Because melanoma doesn't respond to chemo or radiation, she'll be receiving immunotherapy, equipping her immune system with all the latest weaponry to "kick some cancerous butt" (Emma's words.) Of course, cancer cells are genetically identical to one's own cells, so the immune system does not normally attack them. This technique is designed to deliver monoclonal antibodies which should bind to the tumor cells and act as flags or markers to convince Emma's immune system to go to work. This is what is considered a "Level 1" treatment for metastasized melanoma. Our oncologist has been in contact with a specialist in Portland who concurs with this course of treatment. Melanoma is a very specialized field, in which the doctors are always communicating with each other. There is still no cure for Stage IV melanoma, but as our doctor explained, this is such a new treatment that there is just not enough data yet to make such claims. Emma's dermatologist reminded us of the case of Jimmy Carter, who at age 93 was diagnosed with the same stage IV cancer as Emma, and basically given a death sentence, but they tried this immunotherapy on him and they say he is "cured" now, at least in remission or complete remission. Our hope is that Emma's result will be the same. At this time, the oncologist's plan is for Emma to have four treatments of two drugs, every 21 days, then another drug every 2 weeks. We will not know for some time if it is indeed working and shrinking the nasty cancer tumors.

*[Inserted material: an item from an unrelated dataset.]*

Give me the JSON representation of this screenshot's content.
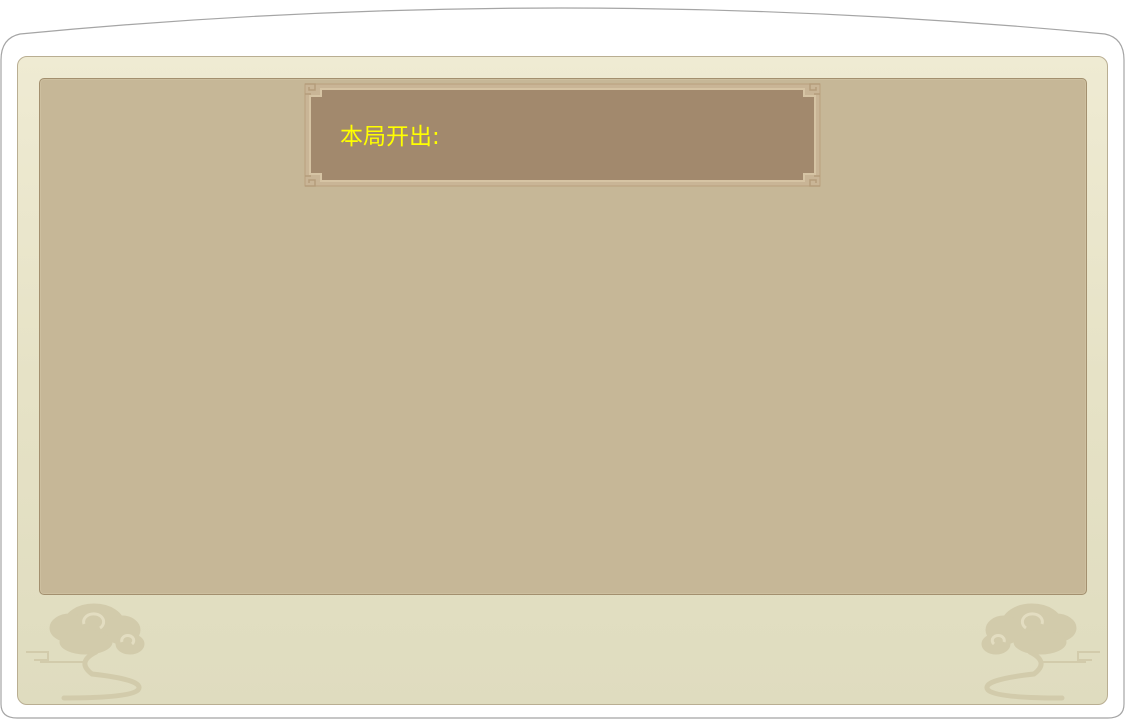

In addition to this treatment, Emma needs a procedure to reduce the dramatic buildup of fluid in the pleural cavity (left lung) that was causing her constant cough and low energy throughout the summer. The only thing to treat this is to get it drained over and over and over again. Emma has a procedure (thoracentesis) twice a week to drain 1.5-2 liters of fluid from her collapsed left lung - about the weight of a big 2-liter bottle of soda that her lung is having to carry around!
Emma has stopped working indefinitely on doctor's recommendation-- the less stress the better, apparently. In fact, the oncologist was shocked that she had been working full-time (until mid-August) considering how poorly she felt. All the more time for writing, says Emma, though she is sad to leave her sous-chef job and the friends she has there, as well as the routine it affords her.
Mark's mom and Emma's beloved Grandma, Marilyn, are here (Ashland) and handling this with as much quiet dignity and grace as any Salter can muster. In an effort to be with Emma as much as possible, Mark and Sally have done a ton of flying (to Sacramento or Medford) and sometimes driving (Sacramento - Ashland - 4.5hrs!) in the last month. Emma's siblings are trying their best to get to Emma and support her, as well. To ease the financial burden of all this travel, please see the "Ways to Help" section of this website for a GoFundMe site to contribute to Salter travel expenses.
We are heartbroken, but this is our new "normal," and we will deal with it with as much strength as we can and as Salters do. Emma is, understandably, upset, and finds it hard to talk about. We appreciate all of our dear friends. Your hope and positive thoughts keep us stronger. Emma's doctor said we have to be realistic in that it is dangerous, but be hopeful in that some treatment may work. We especially ask for your help in supporting our children, as well as Mark and Sally, in this latest trial. As well, if you feel moved to do so, please consider donating to the Melanoma Research Foundation, link is in the "Ways to Help" section.